If they were declaring that the law always was that money paid by mistake of law was recoverable (and not what everyone understood to be the case) then all previous incidents of money paid because of a mistake of law would have been decided wrongly or worse still claimants who had been advised they had no cause of action could now litigate, and recover assets.

 

The two choices facing the Lords where these:

Many business accepted losses because of their 'mistake in law' before Kleinwort Benson makes payment to the Local Authority

Kleinwort pays Local Authority money under a mistake of law

Lords decide that the legal principle is wrong and always has been.  They decide this because the rule in unjust.

Local Authority wins

Effect is that cases before the judgment can now be won by businesses who thought they had no cause of action.

Kleinwort pays Local Authority money under a mistake of law

Lords decide that the legal principle is wrong but the ‘new’ principle only applies in the future

Local Authority loses

Result then is a principle that both parties and the Lords agree is an unjust principle is allowed to remain the law for previous cases.

The reasoning of the 5 Law Lords was divided but the result was to give effect to Declaratory Theory, reluctantly, it seems.

Criminal Law

Declaratory Theory and Criminal Law

In R v R (rape - marital exemption) [1991] HL the defendant was convicted of raping his wife, anyone who had obtained legal advice for 300 years prior to this occasion would have been told that the law did not recognise such an offence. 

 

Similarly, in Shaw the law knew no offence of Conspiracy to Corrupt Public morals.

 

R v R (rape - marital exemption) [1991] HL

This case did not create a new offence merely declared that it had always been an offence.  Although no one could have known it was an offence.  So the dictum ‘ignorance of the law is no defence’ should read ‘ignorance of what the law is going to be is no defence.’

 

SW v United Kingdom (1995)

Concerned a man who was prosecuted in 1994 for a rape he had allegedly committed in 1990.  If was far from obvious that marital rape was illegal in 1990. 

 

The ECHR upheld the criminal conviction, on the basis that when the rapes occurred, the defendants could have reasonably foreseen that the criminalisation of martial rape was likely.

 

Strasbourg jurisprudence recognises the courts power to do this

“…even in the criminal law and the definition of criminal offences, the law can be developed by domestic courts through judicial interpretation from case to case.”

R v Governor of HMP Brockhill Ex parte Evans ( 2000)

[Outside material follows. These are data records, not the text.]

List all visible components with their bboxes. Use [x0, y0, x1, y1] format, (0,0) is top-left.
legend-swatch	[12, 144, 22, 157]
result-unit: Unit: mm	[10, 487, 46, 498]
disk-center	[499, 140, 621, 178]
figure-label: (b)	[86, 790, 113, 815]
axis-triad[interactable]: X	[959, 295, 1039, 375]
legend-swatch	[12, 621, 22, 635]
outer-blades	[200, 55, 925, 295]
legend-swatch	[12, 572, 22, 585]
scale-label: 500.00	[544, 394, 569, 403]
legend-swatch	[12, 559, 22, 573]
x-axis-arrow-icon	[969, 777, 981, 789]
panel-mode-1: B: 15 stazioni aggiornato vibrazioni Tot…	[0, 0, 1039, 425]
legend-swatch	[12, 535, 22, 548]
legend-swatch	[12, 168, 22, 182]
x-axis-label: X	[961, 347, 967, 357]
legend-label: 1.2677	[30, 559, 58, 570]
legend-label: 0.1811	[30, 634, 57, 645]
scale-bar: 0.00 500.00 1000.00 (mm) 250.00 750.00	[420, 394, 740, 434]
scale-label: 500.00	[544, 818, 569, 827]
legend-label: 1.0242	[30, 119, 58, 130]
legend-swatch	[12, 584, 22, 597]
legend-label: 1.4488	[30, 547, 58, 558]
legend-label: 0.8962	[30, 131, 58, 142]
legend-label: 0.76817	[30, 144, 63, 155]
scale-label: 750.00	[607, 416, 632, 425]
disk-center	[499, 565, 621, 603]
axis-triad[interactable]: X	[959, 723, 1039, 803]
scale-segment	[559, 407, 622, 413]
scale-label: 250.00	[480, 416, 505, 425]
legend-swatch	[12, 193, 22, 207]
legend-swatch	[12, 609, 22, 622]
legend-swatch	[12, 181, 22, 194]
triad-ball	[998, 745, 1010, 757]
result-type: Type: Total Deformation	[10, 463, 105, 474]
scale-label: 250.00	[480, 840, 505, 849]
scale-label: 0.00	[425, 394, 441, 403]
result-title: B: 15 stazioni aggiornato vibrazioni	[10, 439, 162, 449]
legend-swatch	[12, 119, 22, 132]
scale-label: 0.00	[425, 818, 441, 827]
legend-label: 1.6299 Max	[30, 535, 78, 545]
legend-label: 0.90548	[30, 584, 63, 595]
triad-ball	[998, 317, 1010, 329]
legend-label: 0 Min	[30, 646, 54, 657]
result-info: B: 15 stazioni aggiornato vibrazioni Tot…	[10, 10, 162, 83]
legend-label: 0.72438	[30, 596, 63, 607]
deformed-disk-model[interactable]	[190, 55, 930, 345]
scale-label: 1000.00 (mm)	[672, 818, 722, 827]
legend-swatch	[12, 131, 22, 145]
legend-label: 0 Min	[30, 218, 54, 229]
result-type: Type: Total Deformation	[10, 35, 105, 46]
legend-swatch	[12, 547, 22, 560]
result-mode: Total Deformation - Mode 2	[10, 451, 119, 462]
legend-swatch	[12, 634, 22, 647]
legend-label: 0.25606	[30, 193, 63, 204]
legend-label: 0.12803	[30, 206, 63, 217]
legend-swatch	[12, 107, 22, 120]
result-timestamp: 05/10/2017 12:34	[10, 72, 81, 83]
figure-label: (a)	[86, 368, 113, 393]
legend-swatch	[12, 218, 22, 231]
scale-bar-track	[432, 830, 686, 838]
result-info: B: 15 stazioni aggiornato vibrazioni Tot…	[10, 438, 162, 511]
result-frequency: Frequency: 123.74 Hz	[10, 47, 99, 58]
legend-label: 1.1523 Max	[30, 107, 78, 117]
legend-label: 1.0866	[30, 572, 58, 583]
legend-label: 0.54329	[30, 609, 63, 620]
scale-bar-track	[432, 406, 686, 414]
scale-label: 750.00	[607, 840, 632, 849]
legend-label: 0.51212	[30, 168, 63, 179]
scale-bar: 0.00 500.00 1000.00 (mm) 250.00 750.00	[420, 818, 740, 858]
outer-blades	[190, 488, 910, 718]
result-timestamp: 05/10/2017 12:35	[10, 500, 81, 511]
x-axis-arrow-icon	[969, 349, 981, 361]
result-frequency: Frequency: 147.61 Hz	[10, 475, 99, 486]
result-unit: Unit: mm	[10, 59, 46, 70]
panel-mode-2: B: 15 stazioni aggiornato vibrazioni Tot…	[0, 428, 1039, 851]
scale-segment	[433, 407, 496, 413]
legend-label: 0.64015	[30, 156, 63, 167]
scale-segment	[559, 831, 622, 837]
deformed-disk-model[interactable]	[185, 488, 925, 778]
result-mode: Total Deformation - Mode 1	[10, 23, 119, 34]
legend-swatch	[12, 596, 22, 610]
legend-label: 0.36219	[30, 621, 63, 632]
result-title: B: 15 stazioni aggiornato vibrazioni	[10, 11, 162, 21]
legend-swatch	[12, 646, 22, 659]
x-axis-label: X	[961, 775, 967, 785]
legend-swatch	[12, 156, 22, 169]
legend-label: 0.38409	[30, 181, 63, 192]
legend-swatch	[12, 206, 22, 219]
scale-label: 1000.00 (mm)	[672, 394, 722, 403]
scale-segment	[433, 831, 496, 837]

Article 7(1) of the European Convention on Human Rights

No Punishment without law

1. No one shall be held guilty of any criminal offence on account of any act or omission which did not constitute a criminal offence under national or international law at the time when it was committed.

 

Professor Atiyah’s commentary on Declaratory Theory in “Judges and Policy” (1980)

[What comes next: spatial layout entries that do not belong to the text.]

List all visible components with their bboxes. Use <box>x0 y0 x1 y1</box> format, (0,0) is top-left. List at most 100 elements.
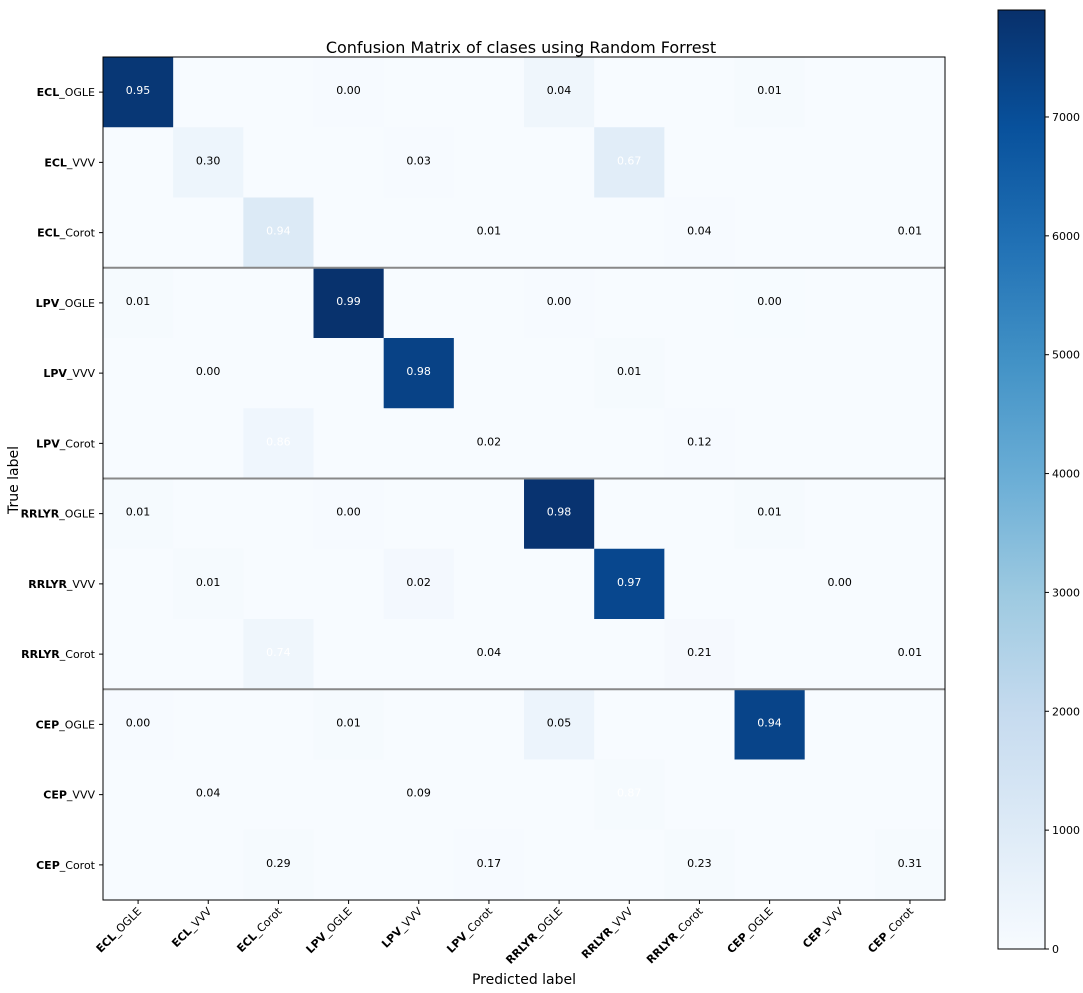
heatmap-cell <box>804 197 876 269</box>
y-tick-label: RRLYR_Corot <box>21 648 96 661</box>
cell-value-label: 0.00 <box>547 295 572 308</box>
heatmap-cell <box>804 338 876 409</box>
heatmap-cell <box>734 57 806 128</box>
cell-value-label: 0.03 <box>406 154 431 167</box>
heatmap-cell <box>874 267 946 339</box>
heatmap-cell <box>173 57 244 128</box>
heatmap-cell <box>804 127 876 199</box>
heatmap-cell <box>734 408 806 480</box>
heatmap-cell <box>313 338 385 409</box>
heatmap-cell <box>313 478 385 550</box>
heatmap-cell <box>524 689 595 761</box>
heatmap-cell <box>524 267 595 339</box>
cell-value-label: 0.29 <box>266 857 291 870</box>
heatmap-cell <box>103 759 174 831</box>
heatmap-cell <box>664 689 736 761</box>
heatmap-cell <box>874 127 946 199</box>
heatmap-cell <box>243 759 315 831</box>
heatmap-cell <box>594 689 665 761</box>
heatmap-cell <box>453 759 525 831</box>
y-axis-label: True label <box>6 446 22 515</box>
heatmap-cell <box>734 338 806 409</box>
heatmap-cell <box>383 759 455 831</box>
heatmap-cell <box>173 689 244 761</box>
cell-value-label: 0.00 <box>196 365 221 378</box>
heatmap-cell <box>453 57 525 128</box>
colorbar-tick-label: 2000 <box>1052 705 1080 718</box>
heatmap-cell <box>734 829 806 901</box>
cell-value-label: 0.12 <box>687 435 712 448</box>
heatmap-cell <box>453 127 525 199</box>
x-tick-label: CEP_VVV <box>800 905 846 951</box>
heatmap-cell <box>524 408 595 480</box>
heatmap-cell <box>173 478 244 550</box>
heatmap-cell <box>243 829 315 901</box>
heatmap-cell <box>313 829 385 901</box>
heatmap-cell <box>734 548 806 620</box>
heatmap-cell <box>594 478 665 550</box>
heatmap-cell <box>524 127 595 199</box>
heatmap-cell <box>453 548 525 620</box>
cell-value-label: 0.04 <box>196 787 221 800</box>
heatmap-cell <box>804 267 876 339</box>
heatmap-cell <box>594 759 665 831</box>
heatmap-cell <box>594 548 665 620</box>
cell-value-label: 0.23 <box>687 857 712 870</box>
x-tick-labels: ECL_OGLE ECL_VVV ECL_Corot LPV_OGLE LPV_VVV L… <box>94 900 917 967</box>
cell-value-label: 0.01 <box>126 506 151 519</box>
heatmap-cell <box>173 338 244 409</box>
heatmap-cell <box>243 689 315 761</box>
cell-value-label: 0.17 <box>477 857 502 870</box>
colorbar-ticks: 0 1000 2000 3000 4000 5000 6000 7000 <box>1045 111 1080 956</box>
cell-value-label: 0.01 <box>898 646 923 659</box>
heatmap-cell <box>594 57 665 128</box>
heatmap-cell <box>103 197 174 269</box>
heatmap-cell <box>383 57 455 128</box>
heatmap-cell <box>524 548 595 620</box>
y-tick-label: ECL_OGLE <box>37 86 95 99</box>
y-tick-label: LPV_OGLE <box>36 297 95 310</box>
cell-value-label: 0.01 <box>898 225 923 238</box>
colorbar-tick-label: 0 <box>1052 943 1059 956</box>
heatmap-cell <box>173 267 244 339</box>
cell-value-label: 0.04 <box>477 646 502 659</box>
heatmap-cell <box>173 127 244 199</box>
heatmap-cell <box>734 759 806 831</box>
x-tick-label: ECL_Corot <box>234 904 285 955</box>
heatmap-cell <box>594 829 665 901</box>
heatmap-cell <box>103 408 174 480</box>
heatmap-cell <box>664 619 736 690</box>
cell-value-label: 0.31 <box>898 857 923 870</box>
heatmap-cell <box>594 408 665 480</box>
heatmap-cell <box>664 759 736 831</box>
heatmap-cell <box>664 829 736 901</box>
cell-value-label: 0.87 <box>617 787 642 800</box>
cell-value-label: 0.04 <box>547 84 572 97</box>
heatmap: 0.95 0.00 0.04 0.01 0.30 0.03 0.67 0.94 0.01 0.04… <box>103 57 946 901</box>
cell-value-label: 0.86 <box>266 435 291 448</box>
heatmap-cell <box>524 57 595 128</box>
heatmap-cell <box>313 57 385 128</box>
heatmap-cell <box>383 197 455 269</box>
y-tick-label: RRLYR_VVV <box>28 578 95 591</box>
heatmap-cell <box>313 127 385 199</box>
heatmap-cell <box>383 689 455 761</box>
chart-title: Confusion Matrix of clases using Random … <box>326 38 716 57</box>
heatmap-cell <box>313 619 385 690</box>
heatmap-cell <box>664 197 736 269</box>
cell-value-label: 0.00 <box>126 716 151 729</box>
heatmap-cell <box>173 408 244 480</box>
cell-value-label: 0.94 <box>266 225 291 238</box>
heatmap-cell <box>313 689 385 761</box>
cell-value-label: 0.21 <box>687 646 712 659</box>
cell-value-label: 0.01 <box>196 576 221 589</box>
heatmap-cell <box>173 619 244 690</box>
heatmap-cell <box>804 548 876 620</box>
heatmap-cell <box>594 619 665 690</box>
heatmap-cell <box>103 619 174 690</box>
cell-value-label: 0.94 <box>757 716 782 729</box>
x-tick-label: LPV_VVV <box>379 905 425 951</box>
heatmap-cell <box>874 689 946 761</box>
heatmap-cell <box>664 127 736 199</box>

Judge can hide behind higher principles

Firstly, judges can use it to evade responsibility by shifting criticism of his judgment onto `the law' as a higher principle, and that they are ‘bound by the law’.

 

Judges only make law within narrow constraints to do justice

Second, because parliament is the proper place for legislation to be made, judges should make law only within narrow constraints.  They should do so to do justice. 

 

This approach gives frustration to interpreting ratio of particular cases, which result in the misapplication of law in later cases.

 

Judges are not making law which is parliament's role

Third, judicial lawmaking is tolerated only because it is not exercised openly, and if judges made law without retrospective effect this would effectively mean they are engaging in ‘naked legislation’. 

 

Judicial creativity using Declaratory Theory means that law making is done on the sly.

 

Declaratory Theory preserves the fiction of precedent

Fourth, many judges appear to believe that the only alternative to Declaratory Theory is to abandon the doctrine of precedent and the separation of powers, despite this not occurring in the USA.

 

Give the appearance of impartiality

Fifth, judges can hide behind Declaratory theory to prevent the perception that they prefer one view of the law to another, and thereby retain public respect for the judicial impartiality.